Determinadas obrigações a que o atleta se submete extrapolam sua vida profissional, o que não seria admitido e tolerado em um contrato de trabalho ordinário. O atleta profissional deverá observar: a) aspectos desportivos relacionados a treinos, concentração, preparação física e disciplina tática em campo; b) aspectos pessoais e íntimos, como limitação na ingesta de álcool, alimentação equilibrada, controle de peso, qualidade do sono, uso de medicamentos e comportamento sexual; c) aspectos convencionais, como o uso de brincos e vestimenta apropriada; e d) aspectos disciplinares relacionados a ofensas a árbitros, dirigentes, colegas, adversários e torcedores, ou recusa em participação em entrevistas após o jogo.
Não se desconhece que a Constituição Federal de 1988 prevê em seu art. 7º, inciso IX, que são direitos dos trabalhadores urbanos e rurais a remuneração do trabalho noturno superior à do diurno. Contudo, a atividade do atleta é peculiar e é indene de dúvidas que o empregador do atleta (o clube de futebol) não vai querer, nunca, que o seu jogador participe de jogos ou treinos que invadam a madrugada, aumentando o risco de graves lesões em razão da fadiga e de grandes esforços.

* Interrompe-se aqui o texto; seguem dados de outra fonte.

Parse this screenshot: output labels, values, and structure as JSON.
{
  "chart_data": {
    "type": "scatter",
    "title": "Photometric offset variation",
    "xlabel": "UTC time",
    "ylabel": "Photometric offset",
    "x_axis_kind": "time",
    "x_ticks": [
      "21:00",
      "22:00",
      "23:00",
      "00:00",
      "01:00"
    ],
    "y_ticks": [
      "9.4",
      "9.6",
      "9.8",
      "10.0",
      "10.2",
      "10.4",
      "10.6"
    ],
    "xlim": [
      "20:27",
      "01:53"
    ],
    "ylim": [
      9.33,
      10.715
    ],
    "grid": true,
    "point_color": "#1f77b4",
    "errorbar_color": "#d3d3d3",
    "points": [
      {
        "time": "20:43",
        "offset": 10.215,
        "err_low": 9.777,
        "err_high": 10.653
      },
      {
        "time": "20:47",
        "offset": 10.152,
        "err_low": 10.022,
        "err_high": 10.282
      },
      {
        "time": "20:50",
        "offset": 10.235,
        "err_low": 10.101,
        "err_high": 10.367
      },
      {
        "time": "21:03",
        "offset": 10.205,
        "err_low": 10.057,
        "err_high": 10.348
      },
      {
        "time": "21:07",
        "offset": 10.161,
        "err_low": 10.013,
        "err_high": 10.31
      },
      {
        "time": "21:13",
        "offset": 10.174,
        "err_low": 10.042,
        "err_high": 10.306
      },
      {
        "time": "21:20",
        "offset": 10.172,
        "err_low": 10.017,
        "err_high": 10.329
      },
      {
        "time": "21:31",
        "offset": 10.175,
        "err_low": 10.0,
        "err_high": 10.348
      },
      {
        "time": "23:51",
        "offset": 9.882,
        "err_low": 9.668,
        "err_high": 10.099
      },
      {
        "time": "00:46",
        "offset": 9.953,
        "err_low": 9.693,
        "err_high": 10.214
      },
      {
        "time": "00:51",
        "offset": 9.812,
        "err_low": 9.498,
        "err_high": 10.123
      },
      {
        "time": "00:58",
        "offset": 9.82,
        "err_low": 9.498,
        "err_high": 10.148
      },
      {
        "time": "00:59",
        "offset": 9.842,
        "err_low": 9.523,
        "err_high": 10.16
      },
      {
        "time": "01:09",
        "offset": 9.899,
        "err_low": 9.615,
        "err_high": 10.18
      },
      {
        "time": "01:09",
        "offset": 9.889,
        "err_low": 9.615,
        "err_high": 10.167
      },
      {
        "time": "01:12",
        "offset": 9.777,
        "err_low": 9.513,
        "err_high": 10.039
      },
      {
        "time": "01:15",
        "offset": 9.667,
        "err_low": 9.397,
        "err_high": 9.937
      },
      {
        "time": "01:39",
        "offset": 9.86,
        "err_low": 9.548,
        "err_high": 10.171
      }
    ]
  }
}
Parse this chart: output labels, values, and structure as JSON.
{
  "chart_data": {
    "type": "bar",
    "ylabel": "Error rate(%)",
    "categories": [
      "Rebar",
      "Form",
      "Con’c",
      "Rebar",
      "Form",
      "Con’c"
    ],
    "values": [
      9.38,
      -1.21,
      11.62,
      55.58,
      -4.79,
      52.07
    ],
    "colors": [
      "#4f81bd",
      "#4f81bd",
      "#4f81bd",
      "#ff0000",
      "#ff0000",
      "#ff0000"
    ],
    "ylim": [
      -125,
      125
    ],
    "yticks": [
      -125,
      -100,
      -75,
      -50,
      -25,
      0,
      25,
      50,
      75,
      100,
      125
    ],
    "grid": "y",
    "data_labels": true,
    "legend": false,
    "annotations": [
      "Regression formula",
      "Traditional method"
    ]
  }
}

Em determinadas situações, a participação em jogos após às 22 horas decorre de exigência das empresas que transmitem o espetáculo, não cabendo ao empregador alterar esta programação. É claro que, para isso, poderá haver uma compensação remuneratória, devendo ser ressaltado que o atleta será exposto a um público considerável de telespectadores.

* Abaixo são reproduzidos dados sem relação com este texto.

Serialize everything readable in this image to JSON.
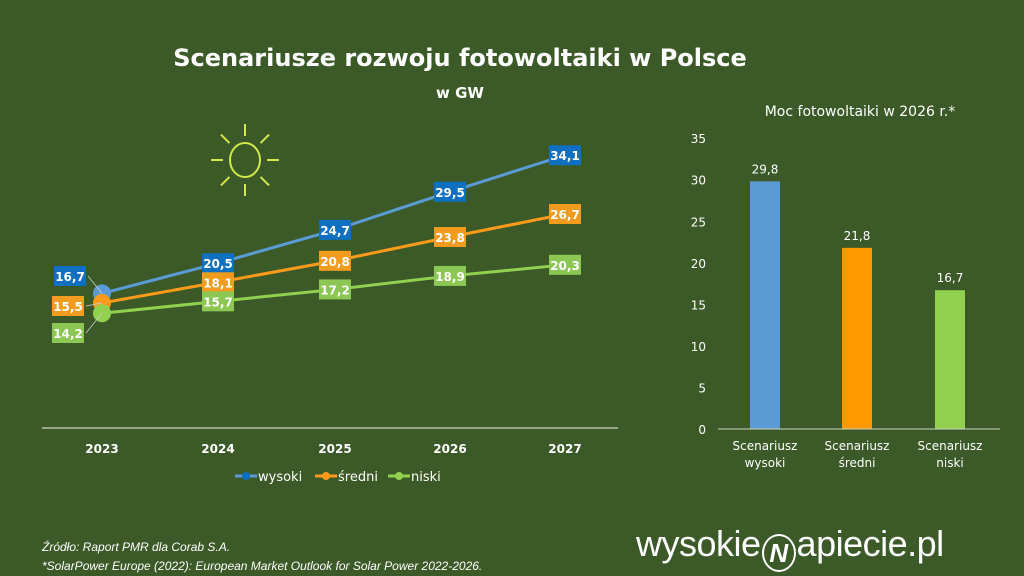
{
  "chart_data": [
    {
      "type": "line",
      "title": "Scenariusze rozwoju fotowoltaiki w Polsce",
      "subtitle": "w GW",
      "categories": [
        "2023",
        "2024",
        "2025",
        "2026",
        "2027"
      ],
      "series": [
        {
          "name": "wysoki",
          "values": [
            16.7,
            20.5,
            24.7,
            29.5,
            34.1
          ],
          "color": "#5b9bd5",
          "label_color": "#0f6fc0"
        },
        {
          "name": "średni",
          "values": [
            15.5,
            18.1,
            20.8,
            23.8,
            26.7
          ],
          "color": "#ff9a1a",
          "label_color": "#f29b1c"
        },
        {
          "name": "niski",
          "values": [
            14.2,
            15.7,
            17.2,
            18.9,
            20.3
          ],
          "color": "#92d050",
          "label_color": "#8cc653"
        }
      ],
      "value_labels": {
        "wysoki": [
          "16,7",
          "20,5",
          "24,7",
          "29,5",
          "34,1"
        ],
        "średni": [
          "15,5",
          "18,1",
          "20,8",
          "23,8",
          "26,7"
        ],
        "niski": [
          "14,2",
          "15,7",
          "17,2",
          "18,9",
          "20,3"
        ]
      },
      "legend": "bottom",
      "grid": false
    },
    {
      "type": "bar",
      "title": "Moc fotowoltaiki w 2026 r.*",
      "categories": [
        [
          "Scenariusz",
          "wysoki"
        ],
        [
          "Scenariusz",
          "średni"
        ],
        [
          "Scenariusz",
          "niski"
        ]
      ],
      "values": [
        29.8,
        21.8,
        16.7
      ],
      "value_labels": [
        "29,8",
        "21,8",
        "16,7"
      ],
      "colors": [
        "#5b9bd5",
        "#ff9900",
        "#92d050"
      ],
      "ylim": [
        0,
        35
      ],
      "yticks": [
        "0",
        "5",
        "10",
        "15",
        "20",
        "25",
        "30",
        "35"
      ],
      "grid": false
    }
  ],
  "footer": {
    "source": "Źródło:  Raport PMR dla Corab S.A.",
    "note": "*SolarPower Europe (2022): European Market Outlook for Solar Power 2022-2026."
  },
  "logo": {
    "text": "wysokienapiecie.pl",
    "left": "wysokie",
    "right": "apiecie.pl"
  },
  "colors": {
    "background": "#3b5a27",
    "sun": "#d4e84a"
  },
  "icons": {
    "sun": "sun-icon"
  }
}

A atividade do atleta profissional é um trabalho, porém um trabalho diferenciado em razão de sua própria natureza, razão pela qual as previsões constitucionais são observadas com cautela. Caso contrário, atletas profissionais de 16 e 17 anos estariam proibidos de jogar após às 22 horas, o que poderia significar a sentença de morte da carreira do jogador. Afinal, ninguém poderia imaginar a substituição do Neymar, no auge de sua carreira no Santos, em um jogo às quartas-feiras, em razão de uma interpretação cartesiana da Constituição Federal que proíbe o trabalho noturno para menores de 18 anos.
O Tribunal Superior do Trabalho tem uma decisão emblemática acerca do tema, que apesar de ter sido proferida na década de 1980, reflete uma tendência e o nosso posicionamento.

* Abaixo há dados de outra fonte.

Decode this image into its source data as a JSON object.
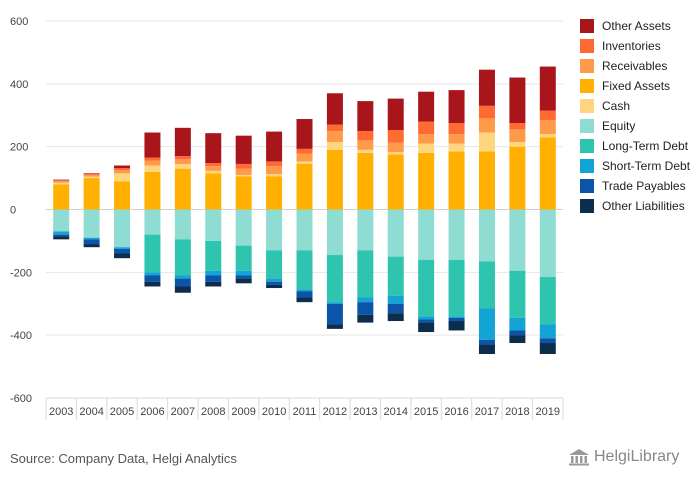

Ao proferir voto nos autos do Recurso de Revista nº. 3.866/82, o Ministro Ildélio Martins, à época integrante da 1ª Turma do TST, afirmou que as condições peculiares do contrato do atleta profissional de futebol não toleram incursão no adicional noturno, em louvor dos critérios universalmente consagrados na exibição profissional do atleta. Esse tipo de prestação noturna participa visceralmente do contrato e se há de tê-la como abrangida na remuneração estipulada.
No ano de 2016, ao julgar o AIRR-442-86.2012.5.04.0008, a 6ª Turma do TST teve a oportunidade de afirmar que a atividade futebolística é incompatível com a fixação de horário de trabalho, razão pela qual não caberia falar em duração diária de trabalho, desde que respeitados o intervalo entre jornadas de 11 horas consecutivas e a duração máxima do trabalho, de 44 horas semanais. Assim, cabendo ao empregador a distribuição do trabalho durante a semana, também não incide adicional noturno. A referida decisão foi proferida em ação ajuizada em face ao Grêmio de Porto Alegre, na qual se discutia validade da previsão em norma coletiva que estabelecia remuneração que englobava pagamento de horas extras e adicional noturno a integrante de comissão técnica (responsável técnico da equipe), devidos em caso de viagem.
O TRT da 18ª Região, em recente acórdão da lavra do eminente Juiz Convocado Celso Moredo Garcia, conhecedor e estudioso do Direito Desportivo, ressaltou as peculiaridades da atividade do atleta para asseverar que eventos esportivos durante o período noturno não depende exclusivamente da vontade do réu, mas também de forças de ordem social e econômicas alheias ao contrato de trabalho, de modo que, por força da autonomia privada, as partes contratantes prevejam no contrato especial de trabalho desportivo um pagamento adicional. (RO 11608-46.2017.5.18.0010).
Portanto, em razão de todas as especificidades que cercam a atividade deste profissional, não há que se falar em direito à percepção do adicional noturno.
Contudo, o atleta poderá receber acréscimos remuneratórios, pactuados previamente em contrato de trabalho, contemplando determinado valor em razão de partidas disputadas após as 22:00horas, nos termos do art. 28, § 4º, III da Lei Pelé.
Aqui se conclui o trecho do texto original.